Ik ben een tijdje in de contraprestatie geweest, eerst werd ik anderhalf jaar afgewezen omdat ze me geen artiest vonden, ik die nou tonnen verdien. Toen ik eindelijk geaccepteerd werd door de ouwe keutels, kon ik eruit, had ik dat boek. Kunstenaars met baarden en luizebossen op sandalen worden wel geaccepteerd, tegen mij zeiden ze: gaat u maar werken in de haven. Daarom is die f 40.000 belasting een principiële kwestie. Daar gaan zeker f 1000 van aan de politie. Ik ga de politie niet betalen. Ze zeggen dat ik hooghartig ben, ik ben trots als een koning op m'n auto, op alles wat ik zelf heb verdiend. 't Zwaartste om te dragen is de roem. Kijk, ik kan hem goed dragen. Anders zou ik al in elkaar zijn gezakt.

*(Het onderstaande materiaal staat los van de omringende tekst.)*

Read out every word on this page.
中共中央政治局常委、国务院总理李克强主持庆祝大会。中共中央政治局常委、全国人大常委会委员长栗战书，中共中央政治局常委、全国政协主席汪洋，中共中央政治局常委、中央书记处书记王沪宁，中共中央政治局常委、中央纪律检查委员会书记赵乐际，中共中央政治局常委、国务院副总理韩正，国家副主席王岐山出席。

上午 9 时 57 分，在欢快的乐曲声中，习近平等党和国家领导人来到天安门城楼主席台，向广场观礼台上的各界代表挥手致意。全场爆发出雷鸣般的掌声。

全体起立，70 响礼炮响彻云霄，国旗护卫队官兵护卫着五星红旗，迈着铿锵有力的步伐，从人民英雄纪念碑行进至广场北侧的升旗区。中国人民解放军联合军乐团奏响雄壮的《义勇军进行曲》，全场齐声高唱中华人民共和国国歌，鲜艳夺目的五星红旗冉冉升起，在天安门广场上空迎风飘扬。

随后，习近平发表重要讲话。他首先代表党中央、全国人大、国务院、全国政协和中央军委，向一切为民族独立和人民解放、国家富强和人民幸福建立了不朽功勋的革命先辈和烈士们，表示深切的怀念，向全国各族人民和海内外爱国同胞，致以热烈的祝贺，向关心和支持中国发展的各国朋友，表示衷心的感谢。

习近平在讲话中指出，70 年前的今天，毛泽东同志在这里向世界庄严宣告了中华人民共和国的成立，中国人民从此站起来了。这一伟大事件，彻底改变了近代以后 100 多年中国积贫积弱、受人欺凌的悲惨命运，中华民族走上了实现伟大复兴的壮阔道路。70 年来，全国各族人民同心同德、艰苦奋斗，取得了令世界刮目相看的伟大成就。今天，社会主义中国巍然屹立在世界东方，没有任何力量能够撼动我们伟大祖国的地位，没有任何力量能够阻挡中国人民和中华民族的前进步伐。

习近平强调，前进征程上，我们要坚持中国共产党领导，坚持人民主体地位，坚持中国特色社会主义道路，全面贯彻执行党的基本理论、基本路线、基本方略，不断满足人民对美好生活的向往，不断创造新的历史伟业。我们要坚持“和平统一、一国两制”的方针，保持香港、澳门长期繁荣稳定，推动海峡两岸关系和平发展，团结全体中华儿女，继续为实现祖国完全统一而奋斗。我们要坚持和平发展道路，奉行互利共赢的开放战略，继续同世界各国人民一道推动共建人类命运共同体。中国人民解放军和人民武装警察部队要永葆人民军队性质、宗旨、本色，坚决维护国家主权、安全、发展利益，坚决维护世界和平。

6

Ik ben te zelfverzekerd om me hun afgunst aan te trekken. Rusten kan ik niet meer, ik ben naar de Rivièra geweest, ik wou relaxen, ik kan er niet tegen. Ik ben de manager van me zelf. Ik wou wel zo'n manager hebben als ik ben, maar die bestaat niet. Ik ben altijd de beste. Daarom is 't zo moeilijk voor m'n vrouw. M'n eigen kamer doe ik 2 maal zo vlug en beter. Als ik in m'n andere huis werk en verschrikkelijke rotzooi maak, doet m'n vrouw er 2 dagen over, de werkster 3 dagen, ik doe 't in een uurtje. Ik ben
| |
| |
een perfectionist. Dat is belangrijk, omdat ik alles steeds in de gaten gehouden heb, daarom is 't me gaan lukken. Ik ben tegen domme mensen, dat komt omdat mijn niveau hoger ligt. Wie heeft op z'n 24ste gedaan wat ik heb gedaan? Wie heeft zulke plakboeken? Ze zeggen, dat kan je niet allemaal hebben meegemaakt. Maar die slachterij, daar heb ik 3 uur gewerkt, in de militaire dienst was ik 3 maanden, 't Vreemdelingenlegioen weet ik van een vriend. Ik signaleer, noteer. Ik ga in Amerika een stoot schilderijen maken. En als ik miljonair ben, heb ik weer een lijst dingen die ik ga doen.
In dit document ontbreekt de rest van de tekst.